Очень хочется кричать, но гортань, язык парализованы, пересохшие, как губка, не могут исторгнуть ни звука, кроме свистящего, ровного дыхания. Даже веки не в состоянии моргнуть, смочить собой страдающую роговицу глаза. Человеческий организм парализован, слепо и безоглядно подчинен убийственной, неумолимой мощи чужой власти. Страх затапливает сознание, мозг, оплавленный невыносимым ужасом, ежесекундно умирает, разлагается, рвется на куски и обращается в прах. Нет ни одной связной мысли, все утоплено в водопаде ужаса.
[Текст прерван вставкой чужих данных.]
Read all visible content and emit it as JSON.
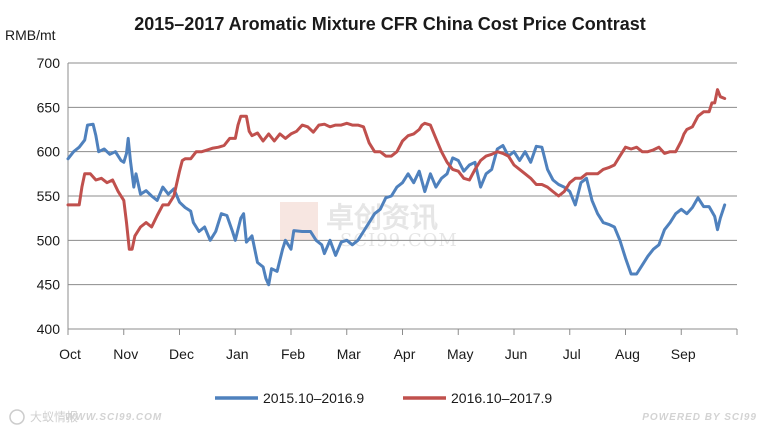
{
  "chart_data": {
    "type": "line",
    "title": "2015–2017 Aromatic Mixture CFR China Cost Price Contrast",
    "ylabel": "RMB/mt",
    "xlabel": "",
    "ylim": [
      400,
      700
    ],
    "yticks": [
      400,
      450,
      500,
      550,
      600,
      650,
      700
    ],
    "categories": [
      "Oct",
      "Nov",
      "Dec",
      "Jan",
      "Feb",
      "Mar",
      "Apr",
      "May",
      "Jun",
      "Jul",
      "Aug",
      "Sep"
    ],
    "grid": true,
    "legend": "bottom",
    "x_unit": "month index (0 = start of Oct)",
    "series": [
      {
        "name": "2015.10–2016.9",
        "color": "#4f81bd",
        "points": [
          [
            0.0,
            592
          ],
          [
            0.1,
            600
          ],
          [
            0.2,
            605
          ],
          [
            0.3,
            613
          ],
          [
            0.35,
            630
          ],
          [
            0.45,
            631
          ],
          [
            0.5,
            618
          ],
          [
            0.55,
            600
          ],
          [
            0.65,
            603
          ],
          [
            0.75,
            597
          ],
          [
            0.85,
            600
          ],
          [
            0.95,
            590
          ],
          [
            1.0,
            588
          ],
          [
            1.05,
            598
          ],
          [
            1.08,
            615
          ],
          [
            1.12,
            590
          ],
          [
            1.18,
            560
          ],
          [
            1.22,
            575
          ],
          [
            1.3,
            552
          ],
          [
            1.4,
            556
          ],
          [
            1.5,
            550
          ],
          [
            1.6,
            545
          ],
          [
            1.7,
            560
          ],
          [
            1.8,
            552
          ],
          [
            1.9,
            558
          ],
          [
            2.0,
            543
          ],
          [
            2.1,
            537
          ],
          [
            2.2,
            533
          ],
          [
            2.25,
            520
          ],
          [
            2.35,
            510
          ],
          [
            2.45,
            515
          ],
          [
            2.55,
            500
          ],
          [
            2.65,
            510
          ],
          [
            2.75,
            530
          ],
          [
            2.85,
            528
          ],
          [
            2.95,
            510
          ],
          [
            3.0,
            500
          ],
          [
            3.1,
            525
          ],
          [
            3.15,
            530
          ],
          [
            3.2,
            498
          ],
          [
            3.3,
            505
          ],
          [
            3.4,
            475
          ],
          [
            3.5,
            470
          ],
          [
            3.55,
            457
          ],
          [
            3.6,
            450
          ],
          [
            3.65,
            468
          ],
          [
            3.75,
            465
          ],
          [
            3.85,
            490
          ],
          [
            3.9,
            500
          ],
          [
            4.0,
            490
          ],
          [
            4.05,
            511
          ],
          [
            4.2,
            510
          ],
          [
            4.35,
            510
          ],
          [
            4.45,
            500
          ],
          [
            4.55,
            495
          ],
          [
            4.6,
            485
          ],
          [
            4.7,
            500
          ],
          [
            4.8,
            483
          ],
          [
            4.9,
            498
          ],
          [
            5.0,
            500
          ],
          [
            5.1,
            495
          ],
          [
            5.2,
            500
          ],
          [
            5.3,
            510
          ],
          [
            5.4,
            520
          ],
          [
            5.5,
            530
          ],
          [
            5.6,
            535
          ],
          [
            5.7,
            548
          ],
          [
            5.8,
            550
          ],
          [
            5.9,
            560
          ],
          [
            6.0,
            565
          ],
          [
            6.1,
            575
          ],
          [
            6.2,
            565
          ],
          [
            6.3,
            578
          ],
          [
            6.4,
            555
          ],
          [
            6.5,
            575
          ],
          [
            6.6,
            560
          ],
          [
            6.7,
            570
          ],
          [
            6.8,
            575
          ],
          [
            6.9,
            593
          ],
          [
            7.0,
            590
          ],
          [
            7.1,
            578
          ],
          [
            7.2,
            585
          ],
          [
            7.3,
            588
          ],
          [
            7.4,
            560
          ],
          [
            7.5,
            575
          ],
          [
            7.6,
            580
          ],
          [
            7.7,
            603
          ],
          [
            7.8,
            607
          ],
          [
            7.9,
            595
          ],
          [
            8.0,
            600
          ],
          [
            8.1,
            590
          ],
          [
            8.2,
            600
          ],
          [
            8.3,
            588
          ],
          [
            8.4,
            606
          ],
          [
            8.5,
            605
          ],
          [
            8.6,
            580
          ],
          [
            8.7,
            568
          ],
          [
            8.8,
            563
          ],
          [
            8.9,
            560
          ],
          [
            9.0,
            555
          ],
          [
            9.1,
            540
          ],
          [
            9.2,
            565
          ],
          [
            9.3,
            570
          ],
          [
            9.4,
            545
          ],
          [
            9.5,
            530
          ],
          [
            9.6,
            520
          ],
          [
            9.7,
            518
          ],
          [
            9.8,
            515
          ],
          [
            9.9,
            500
          ],
          [
            10.0,
            480
          ],
          [
            10.1,
            462
          ],
          [
            10.2,
            462
          ],
          [
            10.3,
            472
          ],
          [
            10.4,
            482
          ],
          [
            10.5,
            490
          ],
          [
            10.6,
            495
          ],
          [
            10.7,
            512
          ],
          [
            10.8,
            520
          ],
          [
            10.9,
            530
          ],
          [
            11.0,
            535
          ],
          [
            11.1,
            530
          ],
          [
            11.2,
            537
          ],
          [
            11.3,
            548
          ],
          [
            11.4,
            538
          ],
          [
            11.5,
            538
          ],
          [
            11.6,
            527
          ],
          [
            11.65,
            512
          ],
          [
            11.7,
            525
          ],
          [
            11.78,
            540
          ]
        ]
      },
      {
        "name": "2016.10–2017.9",
        "color": "#c0504d",
        "points": [
          [
            0.0,
            540
          ],
          [
            0.1,
            540
          ],
          [
            0.2,
            540
          ],
          [
            0.25,
            560
          ],
          [
            0.3,
            575
          ],
          [
            0.4,
            575
          ],
          [
            0.5,
            568
          ],
          [
            0.6,
            570
          ],
          [
            0.7,
            565
          ],
          [
            0.8,
            568
          ],
          [
            0.9,
            555
          ],
          [
            1.0,
            545
          ],
          [
            1.05,
            520
          ],
          [
            1.1,
            490
          ],
          [
            1.15,
            490
          ],
          [
            1.2,
            505
          ],
          [
            1.3,
            515
          ],
          [
            1.4,
            520
          ],
          [
            1.5,
            515
          ],
          [
            1.6,
            528
          ],
          [
            1.7,
            540
          ],
          [
            1.8,
            540
          ],
          [
            1.9,
            550
          ],
          [
            2.0,
            578
          ],
          [
            2.05,
            590
          ],
          [
            2.1,
            592
          ],
          [
            2.2,
            592
          ],
          [
            2.3,
            600
          ],
          [
            2.4,
            600
          ],
          [
            2.5,
            602
          ],
          [
            2.6,
            604
          ],
          [
            2.7,
            605
          ],
          [
            2.8,
            607
          ],
          [
            2.9,
            615
          ],
          [
            3.0,
            615
          ],
          [
            3.05,
            630
          ],
          [
            3.1,
            640
          ],
          [
            3.2,
            640
          ],
          [
            3.25,
            623
          ],
          [
            3.3,
            618
          ],
          [
            3.4,
            621
          ],
          [
            3.5,
            612
          ],
          [
            3.6,
            620
          ],
          [
            3.7,
            612
          ],
          [
            3.8,
            620
          ],
          [
            3.9,
            615
          ],
          [
            4.0,
            620
          ],
          [
            4.1,
            623
          ],
          [
            4.2,
            630
          ],
          [
            4.3,
            628
          ],
          [
            4.4,
            622
          ],
          [
            4.5,
            630
          ],
          [
            4.6,
            631
          ],
          [
            4.7,
            628
          ],
          [
            4.8,
            630
          ],
          [
            4.9,
            630
          ],
          [
            5.0,
            632
          ],
          [
            5.1,
            630
          ],
          [
            5.2,
            630
          ],
          [
            5.3,
            628
          ],
          [
            5.4,
            610
          ],
          [
            5.5,
            600
          ],
          [
            5.6,
            600
          ],
          [
            5.7,
            595
          ],
          [
            5.8,
            595
          ],
          [
            5.9,
            600
          ],
          [
            6.0,
            612
          ],
          [
            6.1,
            618
          ],
          [
            6.2,
            620
          ],
          [
            6.3,
            625
          ],
          [
            6.35,
            630
          ],
          [
            6.4,
            632
          ],
          [
            6.5,
            630
          ],
          [
            6.6,
            615
          ],
          [
            6.7,
            600
          ],
          [
            6.8,
            588
          ],
          [
            6.9,
            580
          ],
          [
            7.0,
            578
          ],
          [
            7.1,
            570
          ],
          [
            7.2,
            568
          ],
          [
            7.3,
            580
          ],
          [
            7.4,
            590
          ],
          [
            7.5,
            595
          ],
          [
            7.6,
            597
          ],
          [
            7.7,
            600
          ],
          [
            7.8,
            598
          ],
          [
            7.9,
            595
          ],
          [
            8.0,
            585
          ],
          [
            8.1,
            580
          ],
          [
            8.2,
            575
          ],
          [
            8.3,
            570
          ],
          [
            8.4,
            563
          ],
          [
            8.5,
            563
          ],
          [
            8.6,
            560
          ],
          [
            8.7,
            555
          ],
          [
            8.8,
            550
          ],
          [
            8.9,
            555
          ],
          [
            9.0,
            565
          ],
          [
            9.1,
            570
          ],
          [
            9.2,
            570
          ],
          [
            9.3,
            575
          ],
          [
            9.4,
            575
          ],
          [
            9.5,
            575
          ],
          [
            9.6,
            580
          ],
          [
            9.7,
            582
          ],
          [
            9.8,
            585
          ],
          [
            9.9,
            595
          ],
          [
            10.0,
            605
          ],
          [
            10.1,
            603
          ],
          [
            10.2,
            605
          ],
          [
            10.3,
            600
          ],
          [
            10.4,
            600
          ],
          [
            10.5,
            602
          ],
          [
            10.6,
            605
          ],
          [
            10.7,
            598
          ],
          [
            10.8,
            600
          ],
          [
            10.9,
            600
          ],
          [
            11.0,
            612
          ],
          [
            11.05,
            620
          ],
          [
            11.1,
            625
          ],
          [
            11.2,
            628
          ],
          [
            11.3,
            640
          ],
          [
            11.4,
            645
          ],
          [
            11.5,
            645
          ],
          [
            11.55,
            655
          ],
          [
            11.6,
            655
          ],
          [
            11.65,
            670
          ],
          [
            11.7,
            662
          ],
          [
            11.78,
            660
          ]
        ]
      }
    ]
  },
  "watermark": {
    "name_cn": "卓创资讯",
    "site": "SCI99.COM"
  },
  "footer": {
    "left_cn": "大蚁情报",
    "left_url": "WWW.SCI99.COM",
    "right": "POWERED BY SCI99"
  }
}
А ноги идут и идут. И ни-че-го нельзя с этим сделать. Еще сворот. И еще. Под потолком изредка попадаются тускло светящиеся галогеновые лампы, некоторые из них аритмично мерцают, но неясно, то ли это они пульсируют источаемым светом, то ли сознание уже отказывается ровно и стабильно воспринимать реальность.
В ноздри ударяет липкая вонь прели и гнили, немытого полуживого тела и разлагающегося мяса. В голове тонким буравом, ввинчиваясь прямо в мозг, нарастает противный монотонный писк и свист. Что это? Никто не знает. То, что происходит сейчас, не положено, не должно чувствовать и знать ни одному человеку и вообще живому созданию. Но это есть.